Лежачих и очень слабых больных кормили в палатах, а все остальные питались в столовой, в которую превращался наш коридор: расставлялись столы, приносились стулья. После трапез столы сдвигались, ставились один на другой в дальнем конце коридора, где был тупик, а стулья возвращались в палаты и кабинеты. Полдник — сладкий чай с печеньем или сдобой — нам приносили в палаты.
Артистов угощали в каптерке среди грубо сколоченных стеллажей с аккуратными стопками постельного белья. Там попахивало хозяйственным мылом, единственное окно заслонял стеллаж, перегораживающий эту комнату поперек. Поэтому в той части каптерки, где находилась дверь, был полумрак. Когда угощали артистов, стол сестры-хозяйки, притулившийся сбоку, выдвигался на середину, накрывался чистой простыней, вокруг него ставились стулья; появлялись официантки в сопровождении диетсестры. На подносах были тарелки с винегретом и тоненькими, почти прозрачными ломтиками черного хлеба, такими тоненькими и прозрачными, что даже вкуса не почувствуешь — только слюна набежит в рот. И винегрета на тарелках было совсем мало — столовая ложка, рассыпанная так, чтобы казаться внушительной порцией. Через приоткрытую дверь я увидел раз, как угощают артистов. Они сконфуженно топтались около стола, кидая взгляды на тарелки, наш любимец-конферансье сглотнул, и я вдруг понял, что эти люди голодают, как голодал дома я, что все самое лучшее, самое питательное, отдается нам, раненым: мы даже компот на третье получали, настоящий довоенный компот с изюмом и черносливом.

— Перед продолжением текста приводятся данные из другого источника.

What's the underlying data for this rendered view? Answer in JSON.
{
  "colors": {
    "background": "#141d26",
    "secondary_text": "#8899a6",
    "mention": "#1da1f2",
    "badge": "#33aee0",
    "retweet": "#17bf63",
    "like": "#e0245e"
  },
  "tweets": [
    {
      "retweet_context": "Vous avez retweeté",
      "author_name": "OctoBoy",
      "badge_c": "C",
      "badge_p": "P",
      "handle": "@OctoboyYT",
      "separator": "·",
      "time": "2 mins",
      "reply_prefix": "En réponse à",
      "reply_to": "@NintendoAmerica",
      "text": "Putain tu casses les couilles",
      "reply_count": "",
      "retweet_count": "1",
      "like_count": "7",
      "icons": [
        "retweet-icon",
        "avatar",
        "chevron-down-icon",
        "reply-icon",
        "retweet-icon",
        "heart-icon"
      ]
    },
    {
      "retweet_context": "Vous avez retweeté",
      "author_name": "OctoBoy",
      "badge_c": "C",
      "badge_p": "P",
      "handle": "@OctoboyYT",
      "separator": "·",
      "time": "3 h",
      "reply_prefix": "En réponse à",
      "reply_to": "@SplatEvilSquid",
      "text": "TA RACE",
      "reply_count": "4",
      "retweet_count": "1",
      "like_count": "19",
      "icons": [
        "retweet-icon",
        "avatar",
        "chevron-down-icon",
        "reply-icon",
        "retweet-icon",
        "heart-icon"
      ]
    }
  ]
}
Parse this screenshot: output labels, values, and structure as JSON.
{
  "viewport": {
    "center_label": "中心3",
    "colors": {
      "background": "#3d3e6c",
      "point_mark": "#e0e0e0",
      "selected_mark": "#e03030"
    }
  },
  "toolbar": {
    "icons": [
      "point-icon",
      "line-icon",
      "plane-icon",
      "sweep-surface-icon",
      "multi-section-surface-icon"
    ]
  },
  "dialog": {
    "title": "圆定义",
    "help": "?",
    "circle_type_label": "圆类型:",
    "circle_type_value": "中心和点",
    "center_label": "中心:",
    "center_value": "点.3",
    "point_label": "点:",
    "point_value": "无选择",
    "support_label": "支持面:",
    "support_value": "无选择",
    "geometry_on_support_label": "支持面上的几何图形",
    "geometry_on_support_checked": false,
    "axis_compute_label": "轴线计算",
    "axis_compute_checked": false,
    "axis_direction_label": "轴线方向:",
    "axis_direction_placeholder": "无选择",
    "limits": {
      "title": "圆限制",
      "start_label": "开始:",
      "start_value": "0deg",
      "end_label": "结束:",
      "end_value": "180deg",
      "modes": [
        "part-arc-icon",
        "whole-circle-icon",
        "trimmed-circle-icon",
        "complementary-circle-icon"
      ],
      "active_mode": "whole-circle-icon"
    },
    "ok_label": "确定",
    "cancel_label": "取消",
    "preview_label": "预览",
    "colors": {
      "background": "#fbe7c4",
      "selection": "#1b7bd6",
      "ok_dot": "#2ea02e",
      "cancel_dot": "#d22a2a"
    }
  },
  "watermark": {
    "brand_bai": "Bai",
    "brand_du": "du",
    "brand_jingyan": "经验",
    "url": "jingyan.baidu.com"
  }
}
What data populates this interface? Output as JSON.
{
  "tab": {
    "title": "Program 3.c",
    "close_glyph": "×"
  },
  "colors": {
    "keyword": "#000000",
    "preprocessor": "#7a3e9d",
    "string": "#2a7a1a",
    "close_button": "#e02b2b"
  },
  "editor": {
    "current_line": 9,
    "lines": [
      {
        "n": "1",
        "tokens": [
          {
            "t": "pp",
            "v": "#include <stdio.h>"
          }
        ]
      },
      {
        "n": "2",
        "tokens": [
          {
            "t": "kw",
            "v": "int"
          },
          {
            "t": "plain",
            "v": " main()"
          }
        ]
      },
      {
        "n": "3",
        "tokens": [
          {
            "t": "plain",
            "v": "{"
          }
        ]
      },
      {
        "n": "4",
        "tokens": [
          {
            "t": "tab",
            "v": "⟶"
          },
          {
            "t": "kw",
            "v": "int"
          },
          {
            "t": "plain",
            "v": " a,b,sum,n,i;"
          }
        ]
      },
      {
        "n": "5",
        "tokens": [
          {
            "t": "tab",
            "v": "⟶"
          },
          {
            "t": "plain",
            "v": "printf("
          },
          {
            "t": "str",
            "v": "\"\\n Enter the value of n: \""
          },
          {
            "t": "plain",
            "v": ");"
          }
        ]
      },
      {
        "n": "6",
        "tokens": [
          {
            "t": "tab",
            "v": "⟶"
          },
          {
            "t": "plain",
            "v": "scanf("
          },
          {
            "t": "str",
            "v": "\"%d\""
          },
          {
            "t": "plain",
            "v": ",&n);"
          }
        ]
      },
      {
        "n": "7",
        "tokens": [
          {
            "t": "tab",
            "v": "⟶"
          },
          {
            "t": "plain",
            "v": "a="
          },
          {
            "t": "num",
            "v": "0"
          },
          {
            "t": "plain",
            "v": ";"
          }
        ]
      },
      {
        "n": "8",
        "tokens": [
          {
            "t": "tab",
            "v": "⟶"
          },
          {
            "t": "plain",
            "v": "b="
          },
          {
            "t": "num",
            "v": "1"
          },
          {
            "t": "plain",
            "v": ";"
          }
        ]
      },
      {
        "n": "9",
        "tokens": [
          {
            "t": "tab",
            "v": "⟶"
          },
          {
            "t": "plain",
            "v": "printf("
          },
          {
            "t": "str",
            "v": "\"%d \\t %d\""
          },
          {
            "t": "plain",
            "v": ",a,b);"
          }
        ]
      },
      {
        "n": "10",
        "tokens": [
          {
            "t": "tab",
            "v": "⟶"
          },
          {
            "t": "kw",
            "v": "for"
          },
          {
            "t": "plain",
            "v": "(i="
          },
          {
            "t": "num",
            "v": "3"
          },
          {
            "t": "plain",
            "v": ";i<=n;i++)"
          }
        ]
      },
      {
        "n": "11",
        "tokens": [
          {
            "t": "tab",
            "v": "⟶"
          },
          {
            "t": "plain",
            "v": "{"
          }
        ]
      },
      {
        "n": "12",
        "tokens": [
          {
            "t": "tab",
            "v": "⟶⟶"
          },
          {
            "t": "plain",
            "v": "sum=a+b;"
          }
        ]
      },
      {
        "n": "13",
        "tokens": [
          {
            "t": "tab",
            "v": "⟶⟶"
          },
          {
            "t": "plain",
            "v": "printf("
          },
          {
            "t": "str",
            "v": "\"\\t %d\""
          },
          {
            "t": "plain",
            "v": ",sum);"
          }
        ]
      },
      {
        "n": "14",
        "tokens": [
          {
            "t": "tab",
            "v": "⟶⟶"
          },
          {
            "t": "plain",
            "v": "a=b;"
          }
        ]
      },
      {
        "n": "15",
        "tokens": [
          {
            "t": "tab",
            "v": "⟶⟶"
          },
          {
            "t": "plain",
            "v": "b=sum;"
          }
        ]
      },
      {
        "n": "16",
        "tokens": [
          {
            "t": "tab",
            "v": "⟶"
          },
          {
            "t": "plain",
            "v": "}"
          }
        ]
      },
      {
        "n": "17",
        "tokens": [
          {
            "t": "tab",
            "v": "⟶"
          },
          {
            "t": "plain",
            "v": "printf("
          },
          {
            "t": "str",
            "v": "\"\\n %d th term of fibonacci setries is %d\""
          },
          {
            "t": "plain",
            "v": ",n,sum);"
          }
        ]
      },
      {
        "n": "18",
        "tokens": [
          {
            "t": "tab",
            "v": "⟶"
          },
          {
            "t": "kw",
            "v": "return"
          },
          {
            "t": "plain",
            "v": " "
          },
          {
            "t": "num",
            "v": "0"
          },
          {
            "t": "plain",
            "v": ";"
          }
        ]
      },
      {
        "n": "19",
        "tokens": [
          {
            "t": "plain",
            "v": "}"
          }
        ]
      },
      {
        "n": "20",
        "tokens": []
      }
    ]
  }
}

До тех пор я не спрашивал себя, как живут люди в Вольске, какие продукты получают по карточкам. Решил узнать об этом и в тот же день, перед отбоем, подойдя к сестринскому столику, принялся исподволь расспрашивать Катю: почему-то вбил себе в голову, что на прямые вопросы она не ответит. Катя долго не могла понять, чего я хочу, даже помрачнела: видимо, предположила, что я один из тех настырных обожателей, которые постоянно надоедали ей, приставали даже тогда, когда она разносила лекарства или кипятила шприцы. Поняв наконец, что я не намерен морочить ей голову, разговорилась.
— Летом еще ничего, летом огороды. Уже картошка поспела — наша палочка-выручалочка. В этом году, говорят, хороший урожай будет. А прошлым летом на картошку какая-то порча напала: почти все клубни с пустотой в середине были и быстро сгнивали в подполе.